O autodenominado Estado Islâmico gaba-se de castigar duramente traficantes e consumidores de droga, bem como consumidores de tabaco, álcool e pornografia, por exemplo. Quem ousa desafiar a lei está condenado a receber até 40 açoites e, se for reincidente, pode ser preso ou até decapitado.

Os materiais, quando apreendidos, são queimados em público e as imagens divulgadas nas redes sociais, como prova da adesão dos jihadistas à lei islâmica. De acordo com vários relatos, o Estado Islâmico queimou milhões de maços de cigarros em cidades como Raqqa, um dos maiores redutos do grupo.


Estado Islâmico queima maços de cigarros em Raqqa (Foto: Twitter)


O jornal britânico «The Independent» refere que um líder da força policial foi recentemente encontrado em Deir-al-Zor decapitado e com um cigarro na boca. No corpo, tinha a seguinte inscrição: «Ó Sheikh, isto é uma coisa odiosa e do mal».

Abu Mohammed Hussam, um dos fundadores do grupo ativista Raqqa is Being Slaughtered Silently – RBSS (Raqqa Está a Ser Massacrada Silenciosamente, em português) descreve a severidade das punições aplicadas a quem é apanhado a fumar.

«A primeira vez será preso e açoitado (40 chicotadas)», afirmou ao «The Independent». «Se fumar novamente, será chicoteado e preso. Na terceira ocasião, será levado para um acampamento numa zona rural e multado numa grande soma de dinheiro», acrescentou.


Depois da tomada de Raqqa, o Estado Islâmico rapidamente fechou lojas que vendem cigarros e cachimbos de água e proibiu os vendedores de rua de oferecerem materiais para fumar.
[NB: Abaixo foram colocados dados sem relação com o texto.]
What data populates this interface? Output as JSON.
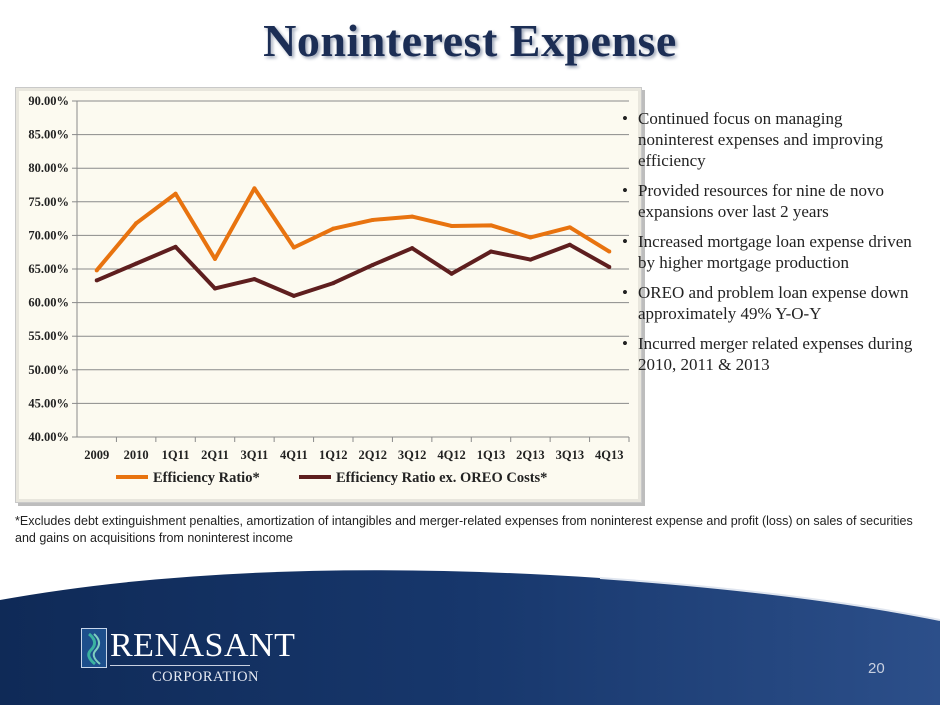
{
  "title": "Noninterest Expense",
  "chart_data": {
    "type": "line",
    "categories": [
      "2009",
      "2010",
      "1Q11",
      "2Q11",
      "3Q11",
      "4Q11",
      "1Q12",
      "2Q12",
      "3Q12",
      "4Q12",
      "1Q13",
      "2Q13",
      "3Q13",
      "4Q13"
    ],
    "series": [
      {
        "name": "Efficiency Ratio*",
        "color": "#e8730f",
        "values": [
          64.8,
          71.8,
          76.2,
          66.5,
          77.0,
          68.2,
          71.0,
          72.3,
          72.8,
          71.4,
          71.5,
          69.7,
          71.2,
          67.6
        ]
      },
      {
        "name": "Efficiency Ratio ex. OREO Costs*",
        "color": "#5e1e1e",
        "values": [
          63.3,
          65.8,
          68.3,
          62.1,
          63.5,
          61.0,
          62.9,
          65.6,
          68.1,
          64.3,
          67.6,
          66.4,
          68.6,
          65.3
        ]
      }
    ],
    "ylim": [
      40,
      90
    ],
    "yticks": [
      "40.00%",
      "45.00%",
      "50.00%",
      "55.00%",
      "60.00%",
      "65.00%",
      "70.00%",
      "75.00%",
      "80.00%",
      "85.00%",
      "90.00%"
    ],
    "grid": true,
    "legend": "bottom"
  },
  "bullets": [
    "Continued focus on managing noninterest expenses and improving efficiency",
    "Provided resources for nine de novo expansions over last 2 years",
    "Increased mortgage loan expense driven by higher mortgage production",
    "OREO and problem loan expense down approximately 49% Y-O-Y",
    "Incurred merger related expenses during 2010, 2011 & 2013"
  ],
  "footnote": "*Excludes debt extinguishment penalties, amortization of intangibles and merger-related expenses from noninterest expense and profit (loss) on sales of securities and gains on acquisitions from noninterest income",
  "logo": {
    "name": "RENASANT",
    "sub": "CORPORATION"
  },
  "page_number": "20"
}
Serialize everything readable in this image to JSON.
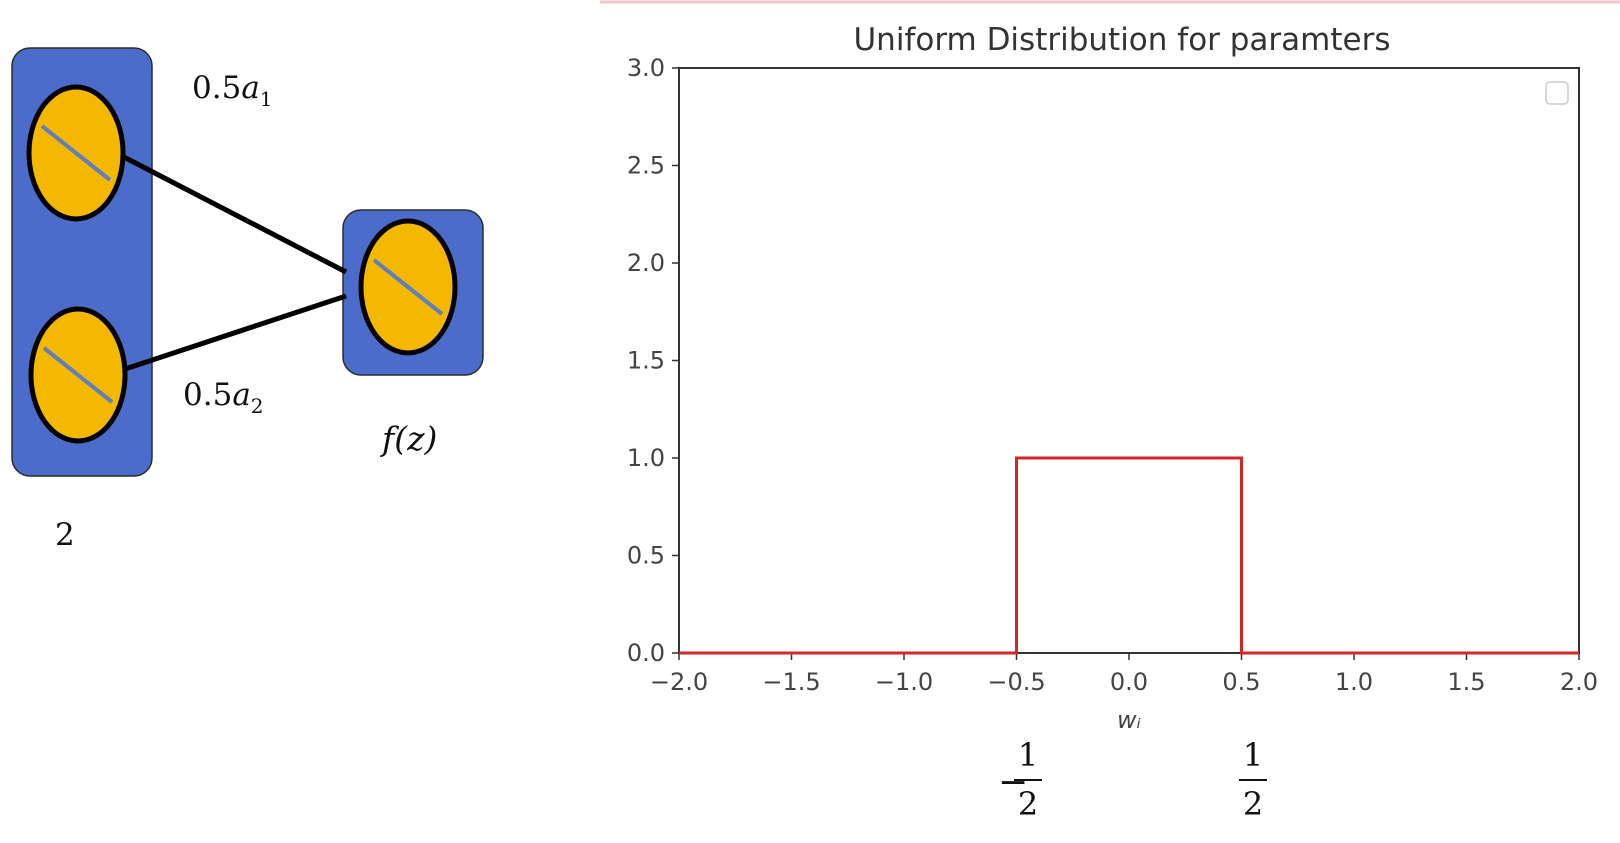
{
  "diagram": {
    "edge_top_label": {
      "coef": "0.5",
      "var": "a",
      "sub": "1"
    },
    "edge_bottom_label": {
      "coef": "0.5",
      "var": "a",
      "sub": "2"
    },
    "input_layer_label": "2",
    "output_label": "f(z)",
    "colors": {
      "box": "#4b6ccb",
      "node": "#f5b800",
      "edge": "#000000",
      "node_line": "#5f7fbe"
    }
  },
  "chart_data": {
    "type": "line",
    "title": "Uniform Distribution for paramters",
    "xlabel": "wᵢ",
    "ylabel": "",
    "xlim": [
      -2.0,
      2.0
    ],
    "ylim": [
      0.0,
      3.0
    ],
    "xticks": [
      "−2.0",
      "−1.5",
      "−1.0",
      "−0.5",
      "0.0",
      "0.5",
      "1.0",
      "1.5",
      "2.0"
    ],
    "yticks": [
      "0.0",
      "0.5",
      "1.0",
      "1.5",
      "2.0",
      "2.5",
      "3.0"
    ],
    "series": [
      {
        "color": "#d62728",
        "x": [
          -2.0,
          -0.5,
          -0.5,
          0.5,
          0.5,
          2.0
        ],
        "y": [
          0.0,
          0.0,
          1.0,
          1.0,
          0.0,
          0.0
        ]
      }
    ],
    "grid": false,
    "legend": "top-right (empty)",
    "annotations": [
      {
        "sign": "−",
        "numerator": "1",
        "denominator": "2"
      },
      {
        "sign": "",
        "numerator": "1",
        "denominator": "2"
      }
    ]
  }
}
Um homem disse ao site Al Monitor que viu militantes com os dedos dobrados com um alicate, após terem sido apanhados a fumar na rua.
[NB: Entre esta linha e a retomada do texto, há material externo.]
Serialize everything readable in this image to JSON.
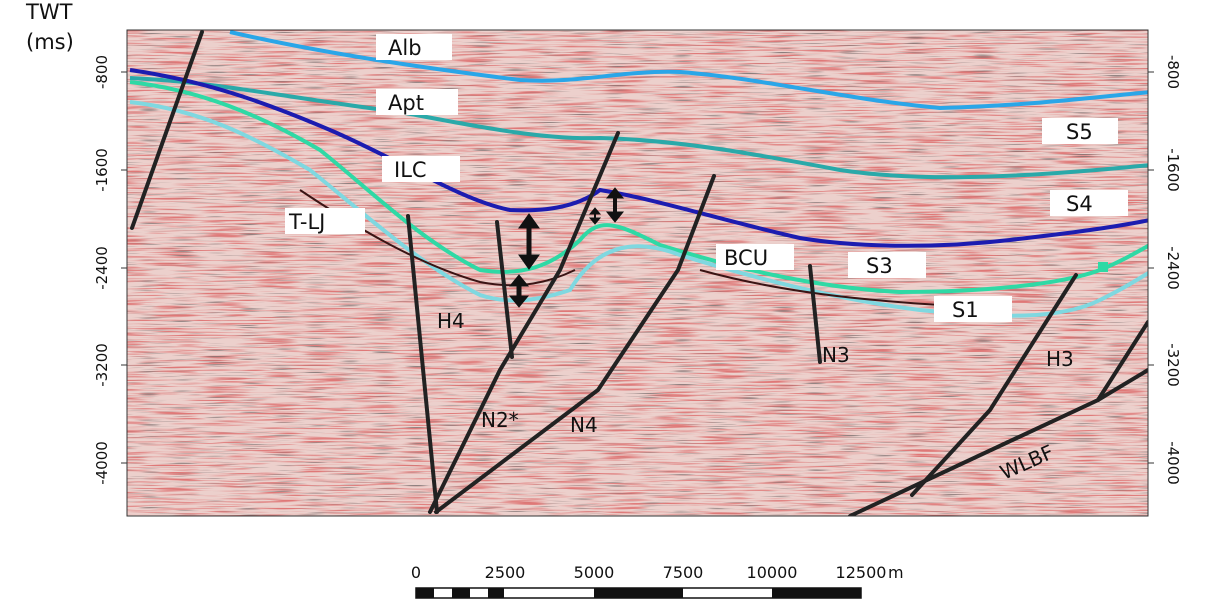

O grupo jihadista divulgou também uma série de declarações do chamado «Preaching Office» («Escritório da Pregação») a descrever os problemas de saúde que resultam do ato de fumar, como «um suicídio lento».
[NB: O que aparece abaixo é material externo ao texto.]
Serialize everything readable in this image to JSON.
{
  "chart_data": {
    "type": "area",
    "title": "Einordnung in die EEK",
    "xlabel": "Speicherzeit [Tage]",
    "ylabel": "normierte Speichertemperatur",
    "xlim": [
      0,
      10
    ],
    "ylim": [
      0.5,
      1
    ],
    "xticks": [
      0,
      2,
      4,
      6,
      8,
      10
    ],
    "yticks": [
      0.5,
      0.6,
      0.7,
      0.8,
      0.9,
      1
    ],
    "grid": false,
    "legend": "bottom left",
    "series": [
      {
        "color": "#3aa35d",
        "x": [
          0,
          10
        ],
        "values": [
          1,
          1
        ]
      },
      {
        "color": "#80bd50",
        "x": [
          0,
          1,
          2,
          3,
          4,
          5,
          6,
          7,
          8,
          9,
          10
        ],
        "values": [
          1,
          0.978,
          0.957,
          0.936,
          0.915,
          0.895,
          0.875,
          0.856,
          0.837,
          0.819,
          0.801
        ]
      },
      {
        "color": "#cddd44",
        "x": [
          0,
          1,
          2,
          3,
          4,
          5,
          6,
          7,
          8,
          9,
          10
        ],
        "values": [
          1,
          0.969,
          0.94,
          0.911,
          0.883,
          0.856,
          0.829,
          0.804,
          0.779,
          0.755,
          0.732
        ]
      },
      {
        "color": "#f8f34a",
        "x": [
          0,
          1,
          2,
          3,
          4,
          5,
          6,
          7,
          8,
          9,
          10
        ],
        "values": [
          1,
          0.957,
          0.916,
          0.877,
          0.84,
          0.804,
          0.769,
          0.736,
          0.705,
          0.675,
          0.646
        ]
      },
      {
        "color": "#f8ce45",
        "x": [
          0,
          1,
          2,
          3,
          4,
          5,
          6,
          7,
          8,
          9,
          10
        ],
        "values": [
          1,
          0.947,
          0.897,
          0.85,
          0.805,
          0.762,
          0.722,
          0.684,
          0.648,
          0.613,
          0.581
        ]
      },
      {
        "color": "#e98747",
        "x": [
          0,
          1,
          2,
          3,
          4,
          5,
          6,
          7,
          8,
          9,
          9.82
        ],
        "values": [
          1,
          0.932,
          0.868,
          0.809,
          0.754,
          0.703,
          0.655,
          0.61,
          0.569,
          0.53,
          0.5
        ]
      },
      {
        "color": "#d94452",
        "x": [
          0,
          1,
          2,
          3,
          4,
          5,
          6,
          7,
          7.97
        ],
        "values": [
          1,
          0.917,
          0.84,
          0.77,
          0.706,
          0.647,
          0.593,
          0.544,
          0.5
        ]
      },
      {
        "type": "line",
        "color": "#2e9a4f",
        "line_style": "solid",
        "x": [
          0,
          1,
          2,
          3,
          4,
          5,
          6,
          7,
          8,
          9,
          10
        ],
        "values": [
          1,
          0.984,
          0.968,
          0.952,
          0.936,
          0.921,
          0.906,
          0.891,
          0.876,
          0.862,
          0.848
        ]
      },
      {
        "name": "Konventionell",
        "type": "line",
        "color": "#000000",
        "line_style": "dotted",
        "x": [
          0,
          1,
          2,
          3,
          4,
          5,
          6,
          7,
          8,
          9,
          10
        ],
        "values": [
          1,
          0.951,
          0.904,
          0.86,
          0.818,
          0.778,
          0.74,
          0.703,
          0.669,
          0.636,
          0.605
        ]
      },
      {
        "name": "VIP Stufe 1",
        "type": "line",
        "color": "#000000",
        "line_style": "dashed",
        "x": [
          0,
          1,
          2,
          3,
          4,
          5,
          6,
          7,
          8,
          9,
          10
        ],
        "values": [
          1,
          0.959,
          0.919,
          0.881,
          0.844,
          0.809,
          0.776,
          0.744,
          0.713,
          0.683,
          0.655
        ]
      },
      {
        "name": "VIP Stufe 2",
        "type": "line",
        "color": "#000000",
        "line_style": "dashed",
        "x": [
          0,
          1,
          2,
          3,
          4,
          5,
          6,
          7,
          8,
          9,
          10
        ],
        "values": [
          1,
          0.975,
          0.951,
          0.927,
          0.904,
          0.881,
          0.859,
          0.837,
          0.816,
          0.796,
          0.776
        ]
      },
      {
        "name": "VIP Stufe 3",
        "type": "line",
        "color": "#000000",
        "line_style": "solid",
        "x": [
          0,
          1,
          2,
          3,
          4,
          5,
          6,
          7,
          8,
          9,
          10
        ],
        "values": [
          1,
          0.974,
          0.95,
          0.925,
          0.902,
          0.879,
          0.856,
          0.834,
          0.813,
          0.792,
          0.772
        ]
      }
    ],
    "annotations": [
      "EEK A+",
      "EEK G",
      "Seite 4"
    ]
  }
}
Os proprietários de cafés afirmam que o negócio dá prejuízo porque os habitantes de Raqqa só fumam em casa, entre quatro paredes, por medo de represálias.

«Não há clientes. Muitos dos nossos clientes são fumadores e não tomam café se não puderem fumar um cigarro com ele. Indiretamente, eles estão a obrigar-nos a fechar o café», diz o gerente de um estabelecimento.


Um homem falou com o jornal «Los Angeles Times», enquanto fumava um cigarro perto da passagem de fronteira de Akcakale para a Síria, no sudeste da Turquia.

«Estou a aproveitar enquanto posso», explicou. «Assim que atravessar, não posso fumar ao ar livre», acrescentou.


Um funcionário da Unidade de Coordenação da Turquia (Turquia Aid), que envia mantimentos para o Norte da Síria, disse ao jornal britânico «The Times» que têm de deitar fora os cigarros antes de entrarem em territórios controlados pelo Estado Islâmico.

«Sempre que se aproximam de um posto de controlo do Estado Islâmico, os nossos motoristas mudam a música para o canto islâmico e deitam fora pela janela quaisquer cigarros que tenham», revelou.


Já em 2014, um vídeo tornou-se famoso na Internet ao mostrar combatentes islâmicos, em Raqqa, a queimar a carga de um camião cheio de cigarros que foi apreendido. Os militantes do Estado Islâmico derramam combustível sobre as caixas para depois as incendiarem.